Nym plotted, and he planned, all with the singular goal of finding a way through the twisted labyrinth of defenses so that he could take one single shot at the Exarch, just one surprise attack that Myzalik wouldn’t see coming.
He thought he could do it, if he was bold and smart and lucky. Time would tell if he was correct.
* * *
Myzalik was annoyed, more than anything. He’d kept about half of what he’d stolen from Niramyn during the two years or so when the other Exarch had been rendered powerless, but none of his people had actually been able to find his rival when he was trapped in a mortal body. If only they had, his victory would have been complete.
Now Niramyn was back, and almost as strong as the day Myzalik had tried to kill him. What’s more, he’d even inadvertently created some sort of sapient duplicate as a side effect of the temporal breaking spell. That had been completely unforeseen, despite all of Myzalik’s testing.

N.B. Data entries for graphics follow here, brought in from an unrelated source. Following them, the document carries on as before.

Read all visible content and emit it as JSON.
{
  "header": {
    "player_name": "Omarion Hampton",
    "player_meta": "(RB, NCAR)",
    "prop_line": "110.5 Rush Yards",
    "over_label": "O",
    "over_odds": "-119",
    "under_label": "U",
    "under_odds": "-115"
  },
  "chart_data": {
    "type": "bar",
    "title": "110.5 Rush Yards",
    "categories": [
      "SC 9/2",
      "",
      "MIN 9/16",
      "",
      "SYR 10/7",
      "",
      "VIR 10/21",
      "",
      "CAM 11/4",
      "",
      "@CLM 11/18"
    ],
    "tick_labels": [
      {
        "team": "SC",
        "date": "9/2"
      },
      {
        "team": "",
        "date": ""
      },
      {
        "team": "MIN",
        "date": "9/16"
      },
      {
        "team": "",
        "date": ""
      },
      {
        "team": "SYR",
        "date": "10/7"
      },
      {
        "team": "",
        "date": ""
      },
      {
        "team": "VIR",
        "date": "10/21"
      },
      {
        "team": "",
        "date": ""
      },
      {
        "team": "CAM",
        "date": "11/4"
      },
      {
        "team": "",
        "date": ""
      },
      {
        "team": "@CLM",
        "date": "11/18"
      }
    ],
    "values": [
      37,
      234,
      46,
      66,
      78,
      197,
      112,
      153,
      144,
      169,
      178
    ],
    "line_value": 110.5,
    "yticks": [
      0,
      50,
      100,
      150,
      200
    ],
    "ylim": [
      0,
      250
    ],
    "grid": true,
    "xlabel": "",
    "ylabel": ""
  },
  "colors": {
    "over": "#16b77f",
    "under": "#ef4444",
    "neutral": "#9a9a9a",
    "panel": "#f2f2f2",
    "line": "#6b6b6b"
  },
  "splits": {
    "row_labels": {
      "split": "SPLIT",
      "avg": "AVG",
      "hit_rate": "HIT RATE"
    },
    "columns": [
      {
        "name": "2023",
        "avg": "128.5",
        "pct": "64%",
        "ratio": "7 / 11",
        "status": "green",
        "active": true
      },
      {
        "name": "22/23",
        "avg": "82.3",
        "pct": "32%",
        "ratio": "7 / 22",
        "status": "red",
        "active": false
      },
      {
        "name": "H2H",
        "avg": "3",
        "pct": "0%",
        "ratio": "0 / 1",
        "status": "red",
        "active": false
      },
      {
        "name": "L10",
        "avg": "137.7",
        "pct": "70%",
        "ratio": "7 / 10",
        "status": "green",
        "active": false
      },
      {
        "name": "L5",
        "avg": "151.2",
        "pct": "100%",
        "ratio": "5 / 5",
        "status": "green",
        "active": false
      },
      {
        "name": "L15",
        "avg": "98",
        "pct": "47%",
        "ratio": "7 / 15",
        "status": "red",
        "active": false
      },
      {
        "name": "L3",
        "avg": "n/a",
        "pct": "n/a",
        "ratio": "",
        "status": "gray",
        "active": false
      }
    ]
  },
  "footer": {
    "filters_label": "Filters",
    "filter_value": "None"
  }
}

So there was a new ascendant running around now, but thankfully Niramyn had treated him like he did everyone else, and his little doppelganger had enough of Niramyn’s personality that he hadn’t taken it graciously. The fact that an Exarch had somehow lost track of what had been at the time a mortal archmage, and failed to find him before he ascended, and now still didn’t know where this ‘Nym’ was, well, Myzalik would have laughed if he wasn’t so annoyed about Niramyn managing to claw his way back into power.
More than that, it seemed like everybody was trying to spy on him now. Fifty times a day, his wards pinged another attempt and activated his misdirection enchantments. Sometimes it was better to provide false information than to flat out deny the intrusion. It was helpful to catch someone trying to act on their divinations after he’d twisted them to give him an advantage. The problem with that was if they managed to slip through, even once, it would tip them off that their information wasn’t trustworthy.
But he wasn’t an Exarch for nothing. In fact, he was the most powerful Exarch of them all, despite what Niramyn liked to think. His flying fortress island was impenetrable to mortals and immortals alike, and he dared any of them to be foolish enough to try assaulting him. He’d happily scatter their arcana across the infinite realities, an abject lesson to all who thought to test him.